The following table shows artists who achieved two or more top 10 entries in 1966, including singles that reached their peak in 1965 or 1967. The figures include both main artists and featured artists. The total number of weeks an artist spent in the top ten in 1966 is also shown.

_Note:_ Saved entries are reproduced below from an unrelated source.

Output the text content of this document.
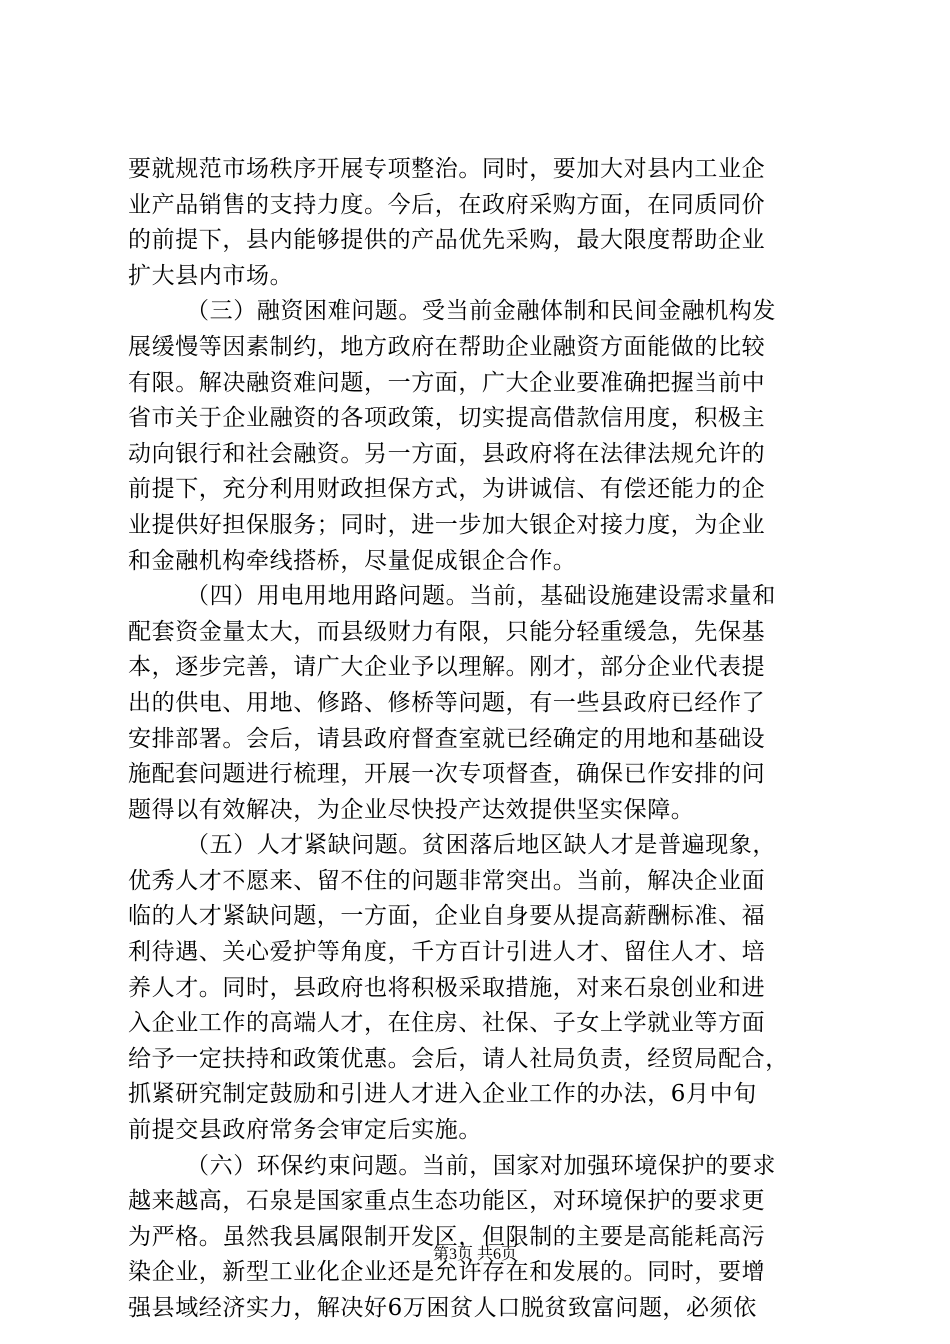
要就规范市场秩序开展专项整治。同时，要加大对县内工业企
业产品销售的支持力度。今后，在政府采购方面，在同质同价
的前提下，县内能够提供的产品优先采购，最大限度帮助企业
扩大县内市场。
（三）融资困难问题。受当前金融体制和民间金融机构发
展缓慢等因素制约，地方政府在帮助企业融资方面能做的比较
有限。解决融资难问题，一方面，广大企业要准确把握当前中
省市关于企业融资的各项政策，切实提高借款信用度，积极主
动向银行和社会融资。另一方面，县政府将在法律法规允许的
前提下，充分利用财政担保方式，为讲诚信、有偿还能力的企
业提供好担保服务；同时，进一步加大银企对接力度，为企业
和金融机构牵线搭桥，尽量促成银企合作。
（四）用电用地用路问题。当前，基础设施建设需求量和
配套资金量太大，而县级财力有限，只能分轻重缓急，先保基
本，逐步完善，请广大企业予以理解。刚才，部分企业代表提
出的供电、用地、修路、修桥等问题，有一些县政府已经作了
安排部署。会后，请县政府督查室就已经确定的用地和基础设
施配套问题进行梳理，开展一次专项督查，确保已作安排的问
题得以有效解决，为企业尽快投产达效提供坚实保障。
（五）人才紧缺问题。贫困落后地区缺人才是普遍现象，
优秀人才不愿来、留不住的问题非常突出。当前，解决企业面
临的人才紧缺问题，一方面，企业自身要从提高薪酬标准、福
利待遇、关心爱护等角度，千方百计引进人才、留住人才、培
养人才。同时，县政府也将积极采取措施，对来石泉创业和进
入企业工作的高端人才，在住房、社保、子女上学就业等方面
给予一定扶持和政策优惠。会后，请人社局负责，经贸局配合，
抓紧研究制定鼓励和引进人才进入企业工作的办法，6月中旬
前提交县政府常务会审定后实施。
（六）环保约束问题。当前，国家对加强环境保护的要求
越来越高，石泉是国家重点生态功能区，对环境保护的要求更
为严格。虽然我县属限制开发区，但限制的主要是高能耗高污
染企业，新型工业化企业还是允许存在和发展的。同时，要增
强县域经济实力，解决好6万困贫人口脱贫致富问题，必须依
第3页 共6页
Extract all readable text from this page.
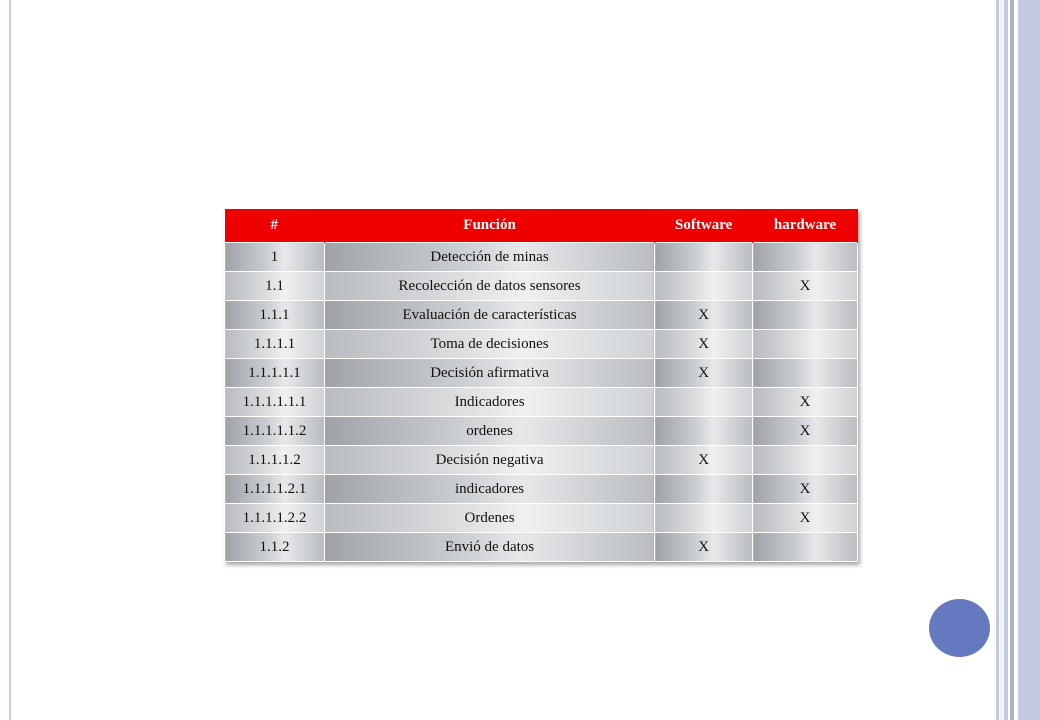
#	Función	Software	hardware
1	Detección de minas		
1.1	Recolección de datos sensores		X
1.1.1	Evaluación de características	X	
1.1.1.1	Toma de decisiones	X	
1.1.1.1.1	Decisión afirmativa	X	
1.1.1.1.1.1	Indicadores		X
1.1.1.1.1.2	ordenes		X
1.1.1.1.2	Decisión negativa	X	
1.1.1.1.2.1	indicadores		X
1.1.1.1.2.2	Ordenes		X
1.1.2	Envió de datos	X	
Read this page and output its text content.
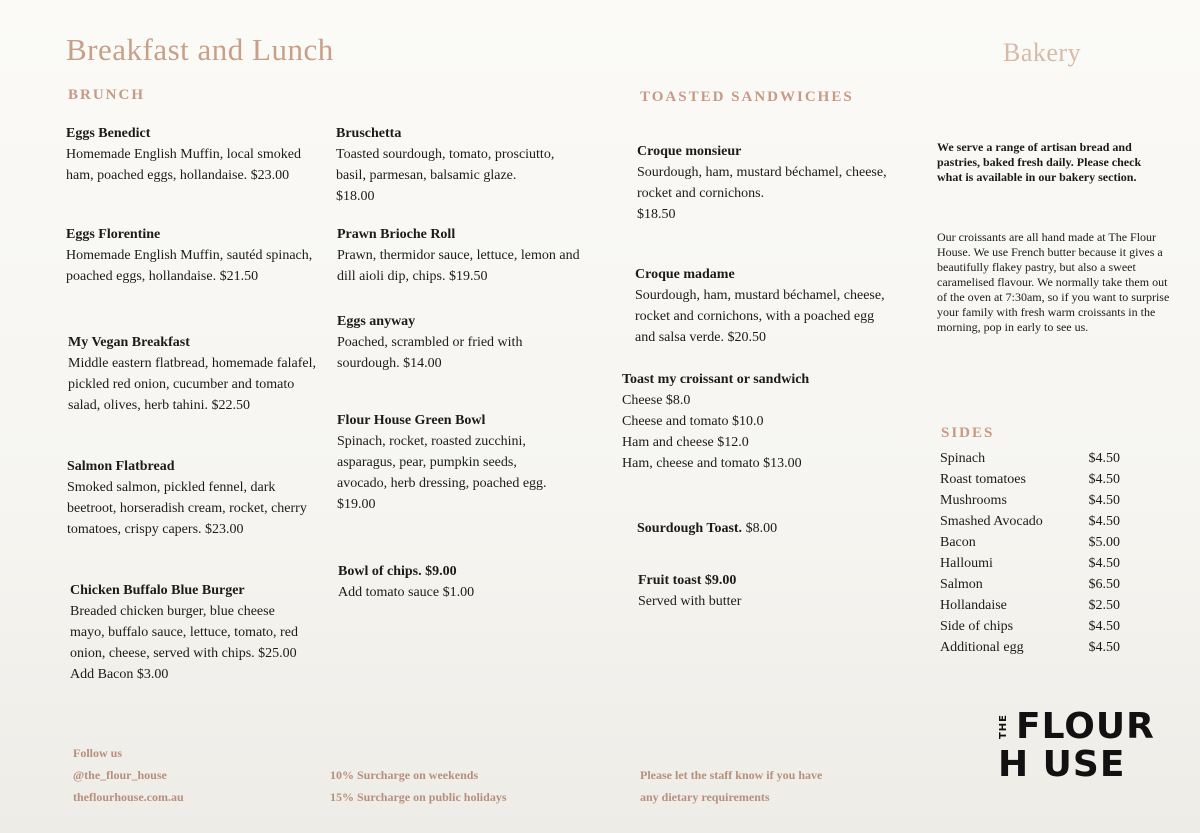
Breakfast and Lunch	Bakery
BRUNCH	TOASTED SANDWICHES
Eggs Benedict
Homemade English Muffin, local smoked ham, poached eggs, hollandaise. $23.00
Eggs Florentine
Homemade English Muffin, sautéd spinach, poached eggs, hollandaise. $21.50
My Vegan Breakfast
Middle eastern flatbread, homemade falafel, pickled red onion, cucumber and tomato salad, olives, herb tahini. $22.50
Salmon Flatbread
Smoked salmon, pickled fennel, dark beetroot, horseradish cream, rocket, cherry tomatoes, crispy capers. $23.00
Chicken Buffalo Blue Burger
Breaded chicken burger, blue cheese mayo, buffalo sauce, lettuce, tomato, red onion, cheese, served with chips. $25.00
Add Bacon $3.00
Bruschetta
Toasted sourdough, tomato, prosciutto, basil, parmesan, balsamic glaze. $18.00
Prawn Brioche Roll
Prawn, thermidor sauce, lettuce, lemon and dill aioli dip, chips. $19.50
Eggs anyway
Poached, scrambled or fried with sourdough. $14.00
Flour House Green Bowl
Spinach, rocket, roasted zucchini, asparagus, pear, pumpkin seeds, avocado, herb dressing, poached egg. $19.00
Bowl of chips. $9.00
Add tomato sauce $1.00
Croque monsieur
Sourdough, ham, mustard béchamel, cheese, rocket and cornichons.
$18.50
Croque madame
Sourdough, ham, mustard béchamel, cheese, rocket and cornichons, with a poached egg and salsa verde. $20.50
Toast my croissant or sandwich
Cheese $8.0
Cheese and tomato $10.0
Ham and cheese $12.0
Ham, cheese and tomato $13.00
Sourdough Toast. $8.00
Fruit toast $9.00
Served with butter
We serve a range of artisan bread and pastries, baked fresh daily. Please check what is available in our bakery section.
Our croissants are all hand made at The Flour House. We use French butter because it gives a beautifully flakey pastry, but also a sweet caramelised flavour. We normally take them out of the oven at 7:30am, so if you want to surprise your family with fresh warm croissants in the morning, pop in early to see us.
SIDES
Spinach	$4.50
Roast tomatoes	$4.50
Mushrooms	$4.50
Smashed Avocado	$4.50
Bacon	$5.00
Halloumi	$4.50
Salmon	$6.50
Hollandaise	$2.50
Side of chips	$4.50
Additional egg	$4.50
Follow us
@the_flour_house
theflourhouse.com.au
10% Surcharge on weekends
15% Surcharge on public holidays
Please let the staff know if you have
any dietary requirements
THE FLOUR
H USE
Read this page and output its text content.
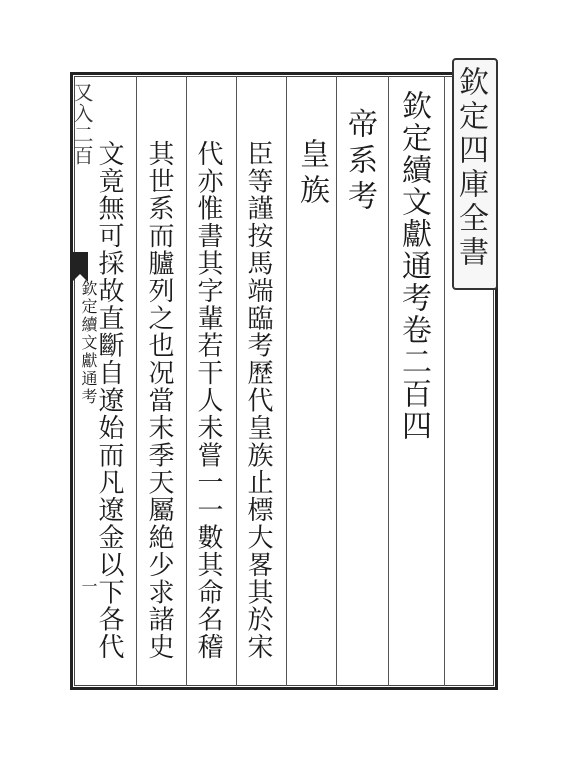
欽定四庫全書
欽定續文獻通考卷二百四
帝系考
皇族
臣等謹按馬端臨考歷代皇族止標大畧其於宋
代亦惟書其字輩若干人未嘗一一數其命名稽
其世系而臚列之也况當末季天屬絶少求諸史
文竟無可採故直斷自遼始而凡遼金以下各代
又入二百
欽定續文獻通考
一
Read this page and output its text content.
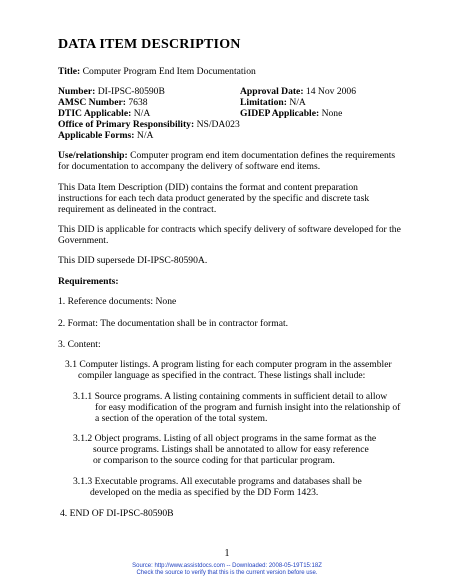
DATA ITEM DESCRIPTION
Title: Computer Program End Item Documentation
Number: DI-IPSC-80590B	Approval Date: 14 Nov 2006
AMSC Number: 7638	Limitation: N/A
DTIC Applicable: N/A	GIDEP Applicable: None
Office of Primary Responsibility: NS/DA023
Applicable Forms: N/A
Use/relationship: Computer program end item documentation defines the requirements
for documentation to accompany the delivery of software end items.
This Data Item Description (DID) contains the format and content preparation
instructions for each tech data product generated by the specific and discrete task
requirement as delineated in the contract.
This DID is applicable for contracts which specify delivery of software developed for the
Government.
This DID supersede DI-IPSC-80590A.
Requirements:
1. Reference documents: None
2. Format: The documentation shall be in contractor format.
3. Content:
3.1 Computer listings. A program listing for each computer program in the assembler
compiler language as specified in the contract. These listings shall include:
3.1.1 Source programs. A listing containing comments in sufficient detail to allow
for easy modification of the program and furnish insight into the relationship of
a section of the operation of the total system.
3.1.2 Object programs. Listing of all object programs in the same format as the
source programs. Listings shall be annotated to allow for easy reference
or comparison to the source coding for that particular program.
3.1.3 Executable programs. All executable programs and databases shall be
developed on the media as specified by the DD Form 1423.
4. END OF DI-IPSC-80590B
1
Source: http://www.assistdocs.com -- Downloaded: 2008-05-19T15:18Z
Check the source to verify that this is the current version before use.
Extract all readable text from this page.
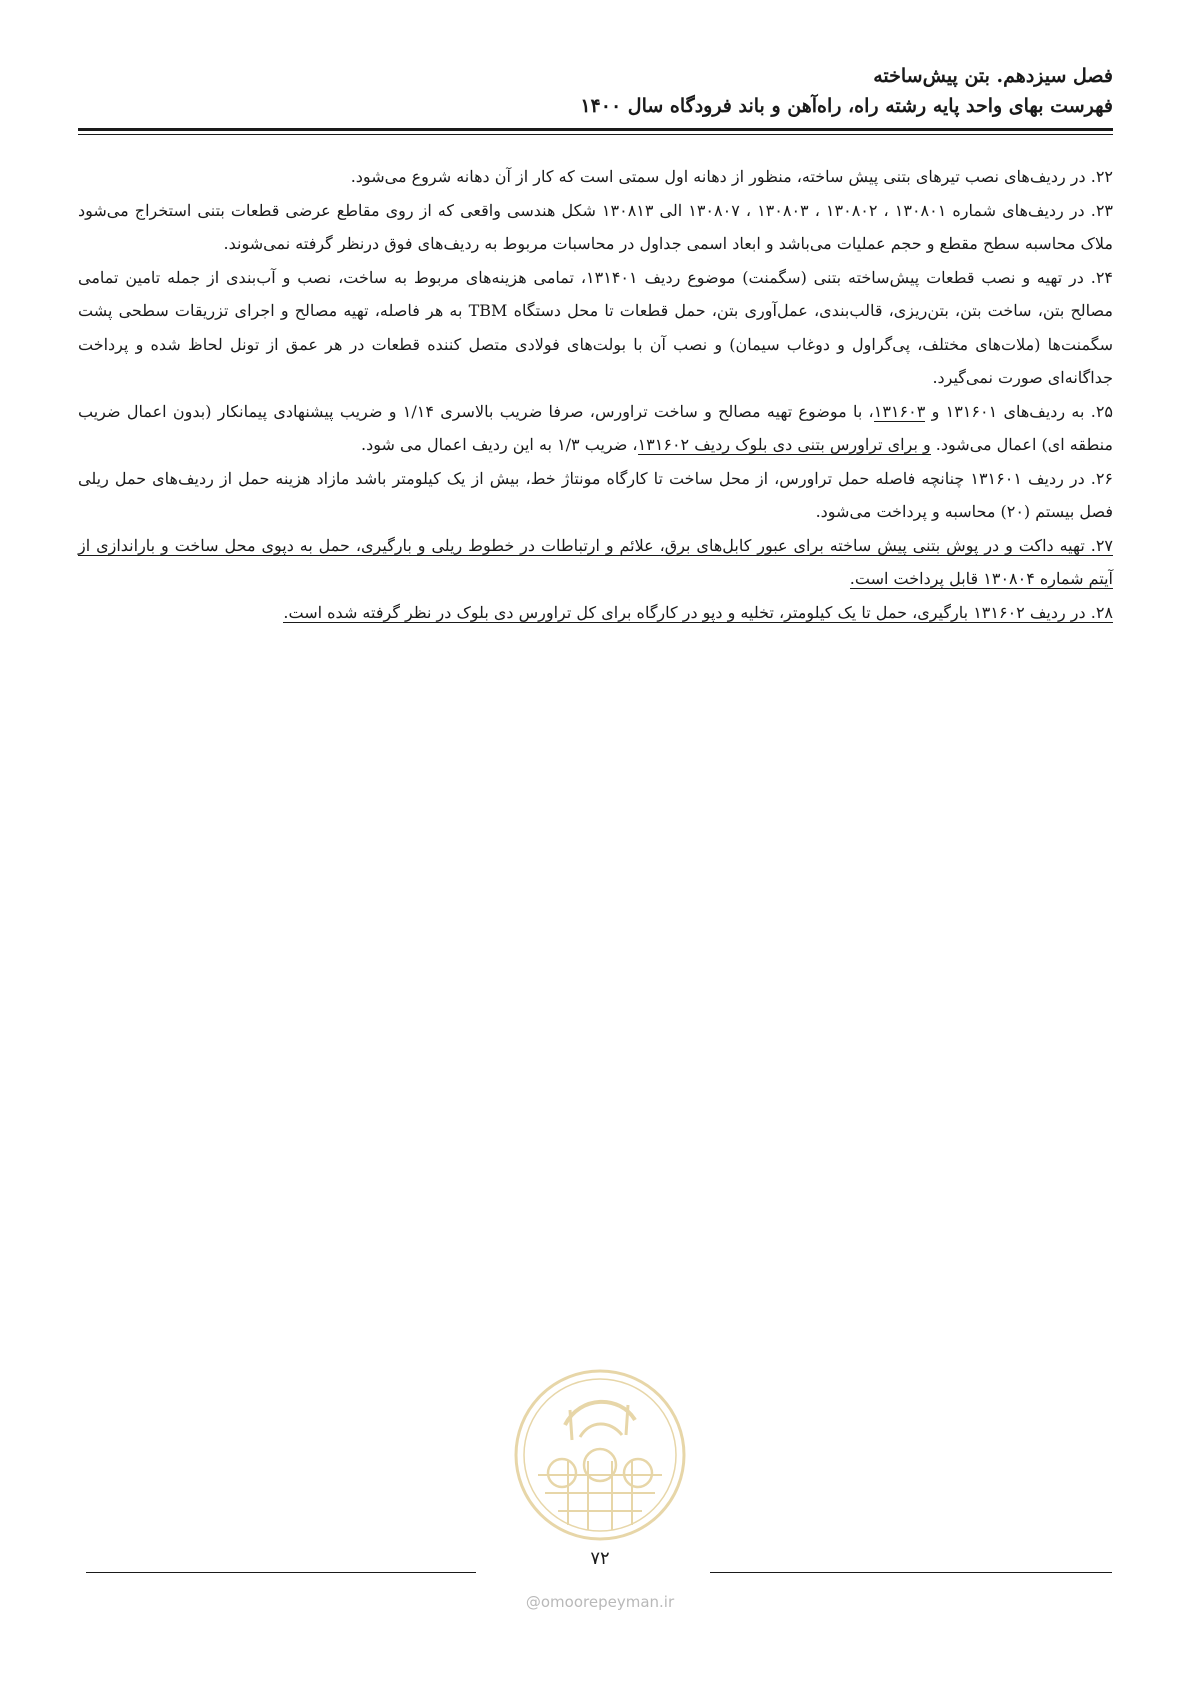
فصل سیزدهم. بتن پیش‌ساخته
فهرست بهای واحد پایه رشته راه، راه‌آهن و باند فرودگاه سال ۱۴۰۰

۲۲. در ردیف‌های نصب تیرهای بتنی پیش ساخته، منظور از دهانه اول سمتی است که کار از آن دهانه شروع می‌شود.

۲۳. در ردیف‌های شماره ۱۳۰۸۰۱ ، ۱۳۰۸۰۲ ، ۱۳۰۸۰۳ ، ۱۳۰۸۰۷ الی ۱۳۰۸۱۳ شکل هندسی واقعی که از روی مقاطع عرضی قطعات بتنی استخراج می‌شود ملاک محاسبه سطح مقطع و حجم عملیات می‌باشد و ابعاد اسمی جداول در محاسبات مربوط به ردیف‌های فوق درنظر گرفته نمی‌شوند.

۲۴. در تهیه و نصب قطعات پیش‌ساخته بتنی (سگمنت) موضوع ردیف ۱۳۱۴۰۱، تمامی هزینه‌های مربوط به ساخت، نصب و آب‌بندی از جمله تامین تمامی مصالح بتن، ساخت بتن، بتن‌ریزی، قالب‌بندی، عمل‌آوری بتن، حمل قطعات تا محل دستگاه TBM به هر فاصله، تهیه مصالح و اجرای تزریقات سطحی پشت سگمنت‌ها (ملات‌های مختلف، پی‌گراول و دوغاب سیمان) و نصب آن با بولت‌های فولادی متصل کننده قطعات در هر عمق از تونل لحاظ شده و پرداخت جداگانه‌ای صورت نمی‌گیرد.

۲۵. به ردیف‌های ۱۳۱۶۰۱ و ۱۳۱۶۰۳، با موضوع تهیه مصالح و ساخت تراورس، صرفا ضریب بالاسری ۱/۱۴ و ضریب پیشنهادی پیمانکار (بدون اعمال ضریب منطقه ای) اعمال می‌شود. و برای تراورس بتنی دی بلوک ردیف ۱۳۱۶۰۲، ضریب ۱/۳ به این ردیف اعمال می شود.

۲۶. در ردیف ۱۳۱۶۰۱ چنانچه فاصله حمل تراورس، از محل ساخت تا کارگاه مونتاژ خط، بیش از یک کیلومتر باشد مازاد هزینه حمل از ردیف‌های حمل ریلی فصل بیستم (۲۰) محاسبه و پرداخت می‌شود.

۲۷. تهیه داکت و در پوش بتنی پیش ساخته برای عبور کابل‌های برق، علائم و ارتباطات در خطوط ریلی و بارگیری، حمل به دپوی محل ساخت و باراندازی از آیتم شماره ۱۳۰۸۰۴ قابل پرداخت است.

۲۸. در ردیف ۱۳۱۶۰۲ بارگیری، حمل تا یک کیلومتر، تخلیه و دپو در کارگاه برای کل تراورس دی بلوک در نظر گرفته شده است.

۷۲
@omoorepeyman.ir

| Entries | Artist | Weeks | Singles |
| 4 | The Beach Boys | 26 | "Barbara Ann", "God Only Knows", "Good Vibrations", "Sloop John B" |
| Dave Dee, Dozy, Beaky, Mick & Tich | 19 | "Bend It!", "Hideaway", "Hold Tight!", "Save Me" |
| The Kinks | 19 | "Dead End Street", "Dedicated Follower of Fashion", "Sunny Afternoon", "Till the End of the Day" |
| Small Faces | 18 | "All or Nothing", "Hey Girl", "My Mind's Eye", "Sha-La-La-La-Lee" |
| 3 | The Beatles ^{[E]} | 19 | "Day Tripper"/"We Can Work It Out", "Paperback Writer", "Yellow Submarine"/"Eleanor Rigby" |
| Cilla Black | 7 | "Alfie", "Don't Answer Me", "Love's Just a Broken Heart" |
| Cliff Richard ^{[E]} | 8 | "Time Drags By", "Visions", "Wind Me Up (Let Me Go)" |
| Dusty Springfield | 10 | "All I See Is You", "Goin' Back", "You Don't Have to Say You Love Me" |
| Gene Pitney | 10 | "Backstage", "Just One Smile", "Nobody Needs Your Love" |
| The Hollies | 15 | "Bus Stop", "I Can't Let Go", "Stop Stop Stop" |
| Ken Dodd ^{[E]} | 10 | "Promises", "Tears", "The River" |
| Manfred Mann | 11 | "Just Like a Woman", "Pretty Flamingo", "Semi-Detached, Suburban Mr. James" |
| The Rolling Stones | 13 | "19th Nervous Breakdown", "Have You Seen Your Mother, Baby, Standing in the Shadow?", "Paint It Black" |
| The Seekers ^{[E]} | 8 | "Morningtown Ride", "The Carnival Is Over", "Walk with Me" |
| The Spencer Davis Group | 18 | "Gimme Some Lovin'", "Keep on Running", "Somebody Help Me" |
| The Troggs | 19 | "I Can't Control Myself", "Wild Thing", "With a Girl Like You" |
| 2 | Cher ^{[F]} | 8 | "Bang Bang (My Baby Shot Me Down)", "Little Man" |
| Crispian St. Peters | 11 | "The Pied Piper", "You Were on My Mind" |
| Elvis Presley | 5 | "Love Letters", "If Every Day Was Like Christmas" |
| Herman's Hermits | 8 | "A Must to Avoid", "No Milk Today" |
| Lee Dorsey | 7 | "Holy Cow", "Working in the Coal Mine" |
| The Lovin' Spoonful | 7 | "Daydream", "Summer in the City" |
| Paul Jones ^{[G]} | 10 | "High Time", "Pretty Flamingo" |
| Petula Clark | 8 | "I Couldn't Live Without Your Love", "My Love" |
| The Supremes | 7 | "You Can't Hurry Love", "You Keep Me Hangin' On" |
| Val Doonican | 9 | "Elusive Butterfly", "What Would I Be" |
| The Walker Brothers ^{[H]} | 13 | "My Ship Is Comin' In", "The Sun Ain't Gonna Shine Anymore" |
| The Who | 8 | "I'm a Boy", "Substitute" |
| The Yardbirds | 6 | "Over Under Sideways Down", "Shapes of Things" |

==See also==
- 1966 in British music
- List of number-one singles from the 1960s (UK)

==Notes==

- "Make the World Go Away" re-entered the top 10 at number 10 on 17 March 1966 (week ending) for 5 weeks.
- "Summer in the City" re-entered the top 10 at number 10 on 1 September 1966 (week ending).
- "My Mind's Eye" re-entered the top 10 at number 10 on 5 January 1967 (week ending).
- "What Becomes of the Brokenhearted" re-entered the top 10 at number 8 on 29 December 1966 (week ending).
- Figure includes single that peaked in 1965.
- Figure includes appearance on "Little Man" by Sonny & Cher.
- Figure includes appearance on "Pretty Flamingo" by Manfred Mann.
- Figure includes single that first charted in 1965 but peaked in 1966.